Jim Lundy and Fred Reish Discuss Compliance with SEC Advice-Standards Package and Possible FINRA Rule Changes

With the deadline for compliance with Reg BI and Form CRS rapidly approaching, industry publication ThinkAdvisor provided coverage from Best Interest Compliance attorneys on where broker-dealers and advisers stand in the process.

During Drinker Biddle’s July Inside the Beltway webcast, Fred Reish stated that his “gut-level feeling” is that BDs are “already behind schedule,” despite the fact that Reg BI isn’t enforced until July 30, 2020. “There’s so much there that it’s going to be really hard to comply.”

The final Reg BI requires BDs to consider “cost of investments and investment strategies every time a strategy is recommended to a retail client,” Reish said. Broker-dealers now will be required to go over their processes for considering costs when it comes to recommending a variable annuity as well as the third-party recommendation regarding mutual funds, he explained. “What’s the process? Then the training and the policies and procedures” have to be developed.

This new requirement has BDs now mulling “adding monitoring to part of their contractual obligation,” Reish said.

Registered investment advisors need to “get going” on their compliance with the SEC’s advice-standards package this fall, Reish advised, “because, from my perspective, the SEC is taking a much broader view of conflicts of interest.”
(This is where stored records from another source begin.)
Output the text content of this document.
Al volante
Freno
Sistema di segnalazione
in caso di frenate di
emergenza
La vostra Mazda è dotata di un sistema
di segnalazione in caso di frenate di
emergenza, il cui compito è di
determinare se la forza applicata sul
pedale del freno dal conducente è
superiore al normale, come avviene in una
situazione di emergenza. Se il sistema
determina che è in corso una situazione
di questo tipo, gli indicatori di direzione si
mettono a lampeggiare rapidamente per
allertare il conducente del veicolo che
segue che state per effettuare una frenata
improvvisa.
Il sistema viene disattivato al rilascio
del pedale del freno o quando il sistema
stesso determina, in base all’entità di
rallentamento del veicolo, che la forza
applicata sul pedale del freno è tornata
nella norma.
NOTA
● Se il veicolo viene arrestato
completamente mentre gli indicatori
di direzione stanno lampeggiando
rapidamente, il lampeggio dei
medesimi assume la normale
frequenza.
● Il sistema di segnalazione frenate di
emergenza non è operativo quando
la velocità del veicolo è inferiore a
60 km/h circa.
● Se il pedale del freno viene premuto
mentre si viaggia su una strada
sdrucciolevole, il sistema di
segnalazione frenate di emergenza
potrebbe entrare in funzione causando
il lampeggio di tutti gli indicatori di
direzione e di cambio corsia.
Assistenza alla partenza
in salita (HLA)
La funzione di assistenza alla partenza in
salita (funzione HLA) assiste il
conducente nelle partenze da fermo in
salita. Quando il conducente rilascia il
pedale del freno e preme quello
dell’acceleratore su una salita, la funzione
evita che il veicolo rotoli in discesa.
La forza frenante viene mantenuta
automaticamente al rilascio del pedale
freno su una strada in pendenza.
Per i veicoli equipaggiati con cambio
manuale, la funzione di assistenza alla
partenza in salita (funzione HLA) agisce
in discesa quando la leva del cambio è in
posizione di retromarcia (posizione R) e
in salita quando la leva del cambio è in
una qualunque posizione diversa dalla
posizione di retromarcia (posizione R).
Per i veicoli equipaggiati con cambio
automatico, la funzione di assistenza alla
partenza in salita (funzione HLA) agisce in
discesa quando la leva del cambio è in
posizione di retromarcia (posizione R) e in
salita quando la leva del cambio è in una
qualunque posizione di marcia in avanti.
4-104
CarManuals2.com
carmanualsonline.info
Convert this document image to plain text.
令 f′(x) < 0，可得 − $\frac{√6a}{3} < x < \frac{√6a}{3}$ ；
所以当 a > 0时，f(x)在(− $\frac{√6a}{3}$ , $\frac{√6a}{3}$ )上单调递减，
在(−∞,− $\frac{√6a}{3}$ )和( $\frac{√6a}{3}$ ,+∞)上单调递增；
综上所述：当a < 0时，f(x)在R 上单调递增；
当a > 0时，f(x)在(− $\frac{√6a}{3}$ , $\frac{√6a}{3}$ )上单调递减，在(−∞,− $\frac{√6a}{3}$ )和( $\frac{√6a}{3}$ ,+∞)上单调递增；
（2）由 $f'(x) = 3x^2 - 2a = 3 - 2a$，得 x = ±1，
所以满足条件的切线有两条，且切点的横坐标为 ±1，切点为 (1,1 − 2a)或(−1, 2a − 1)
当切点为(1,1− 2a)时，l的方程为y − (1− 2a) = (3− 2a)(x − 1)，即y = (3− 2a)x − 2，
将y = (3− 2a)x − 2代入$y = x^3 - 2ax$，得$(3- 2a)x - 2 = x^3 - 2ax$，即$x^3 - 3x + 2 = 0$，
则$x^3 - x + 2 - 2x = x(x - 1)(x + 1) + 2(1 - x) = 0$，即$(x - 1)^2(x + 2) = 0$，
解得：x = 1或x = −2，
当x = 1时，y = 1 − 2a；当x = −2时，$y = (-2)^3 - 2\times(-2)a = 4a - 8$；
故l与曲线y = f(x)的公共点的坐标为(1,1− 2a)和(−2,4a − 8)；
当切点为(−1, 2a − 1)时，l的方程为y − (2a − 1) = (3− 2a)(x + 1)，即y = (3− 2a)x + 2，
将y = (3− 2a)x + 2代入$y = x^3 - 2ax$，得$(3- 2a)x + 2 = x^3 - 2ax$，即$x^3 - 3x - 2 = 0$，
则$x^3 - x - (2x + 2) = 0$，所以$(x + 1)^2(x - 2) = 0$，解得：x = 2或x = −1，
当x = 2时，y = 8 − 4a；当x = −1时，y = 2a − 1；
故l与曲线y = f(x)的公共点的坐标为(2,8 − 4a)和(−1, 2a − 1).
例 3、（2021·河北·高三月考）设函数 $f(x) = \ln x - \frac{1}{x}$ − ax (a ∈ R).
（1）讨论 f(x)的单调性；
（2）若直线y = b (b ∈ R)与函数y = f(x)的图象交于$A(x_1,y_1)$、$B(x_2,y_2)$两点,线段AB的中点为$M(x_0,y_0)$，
For example, if an RIA recommends that an investor refer an IRA to them, “if the investor agrees to transfer the IRA, the [RIA] makes more money than if they didn’t transfer,” which amounts to a “conflict of interest recommendation that results in a benefit to the RIA,” Reish said. “Where is that disclosed to the clients? Is it in the [Form] ADV?”

FINRA — the enforcer and examiner of Reg BI — also is mulling changes to its rulebook in light of the SEC’s new rule.

Jim Lundy told InvestmentAdvisor that it’s unclear if FINRA “will finalize rules and examine and enforce for those rules as well.” He said the self regulator could issue a rule before or after Reg BI’s June 30, 2020, effective date.

FINRA’s Reg BI webpage also states that the organization will review its “rules to see whether changes are needed to align FINRA rules with the SEC’s rulemaking,” and that any proposed changes will be filed with the SEC for public comment and available on FINRA’s website.

Lundy stated that while FINRA’s “notice advising its members to contact the SEC and to work with FINRA is a positive, it’s unclear, and even unclear in the Notice and on the FINRA website, whether or not FINRA will, in fact, finalize rules that will fall under Reg BI.”

In the meantime, Lundy continued, FINRA has “been very clear they plan to work with the SEC and member firms to get into compliance and educate their staff on exams and how it [Reg BI] will be enforced.”